Tech stocks drove the recent three-day sell-off, but now those same stocks have helped drive markets back up.
MANHATTAN (CN) — Big Tech tooketh away, and then Big Tech gaveth back.
After three days of steep losses due to plummeting technology company stocks, markets rebounded sharply on Wednesday led by gains among many of those same companies.
The Dow Jones Industrial Average — which had fallen 1,600 points since Thursday — made sizeable gains by the closing bell, finishing up 439 points, a 1.6% increase.
Among the Nasdaq and S&P 500, the gains were similarly impressive, given the rout both indices have faced recently. The Nasdaq on Wednesday wiped out nearly 300 points from the 1,209-point loss it took over the last three trading days, while the S&P 500 was able to recoup 67 of the 250 points it lost since last Thursday.

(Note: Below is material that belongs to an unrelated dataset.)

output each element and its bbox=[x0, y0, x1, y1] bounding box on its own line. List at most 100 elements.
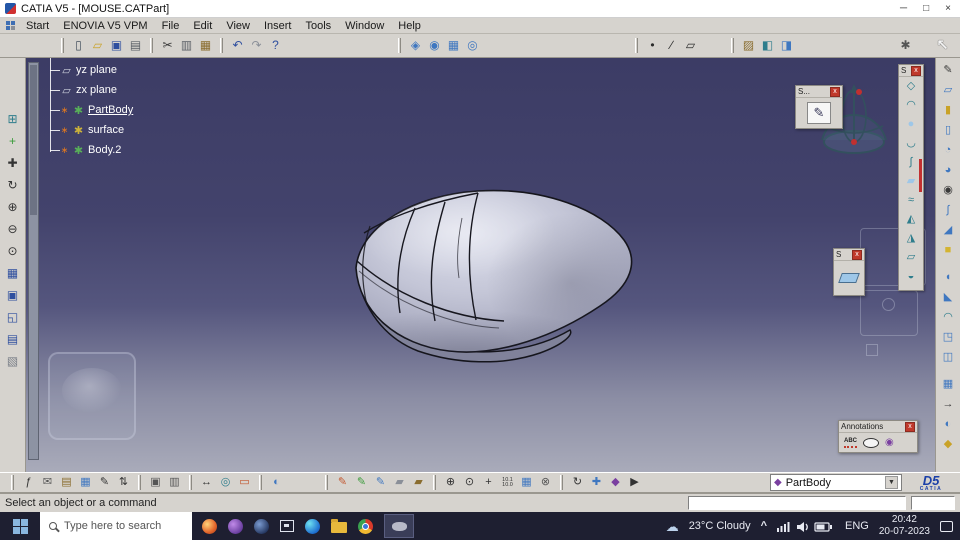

Many of the leaders in technology drove the rebound. Shares of Apple gained 3.9%, while Amazon followed closely behind with a 3.7% increase. Google parent company Alphabet gained 1.5%. Twitter and Facebook also regained some of their recent losses, increasing 3.5% and nearly 1%, respectively.
Tesla wasn’t able to recoup all of its losses from Tuesday, when it plummeted 21%. It was able to climb about halfway out of the hole, however, with a 10.9% increase.
Some speculate the rally is the natural response to such depressed stock prices. David Madden, a market analyst at CMC Markets, wrote in a note that stocks in Europe and the United States were higher on Wednesday “as bargain hunters have swooped in to take advantage of the relatively low prices in the wake of yesterday’s heavy sell-off.”
Earlier in the day, markets in Europe also rebounded, with indices in Germany and France gaining 2% and 1.4%, respectively. The pan-European Stoxx 600 rose 1.6% for the day.
Markets in Asia were flipped, with losses across the board. Australia’s ASX 200 led Asian market losses with a 2% drop.
The week has been slow for economic indicators, though many economic analysts remain focused on Congress’ actions to pass a fourth stimulus bill and the progression of the coronavirus.
According to data compiled by Johns Hopkins University, more than 27 million have contracted Covid-19 worldwide, while roughly 898,000 have died. In the United States alone, about 6.3 million have been confirmed infected while almost 190,000 have died.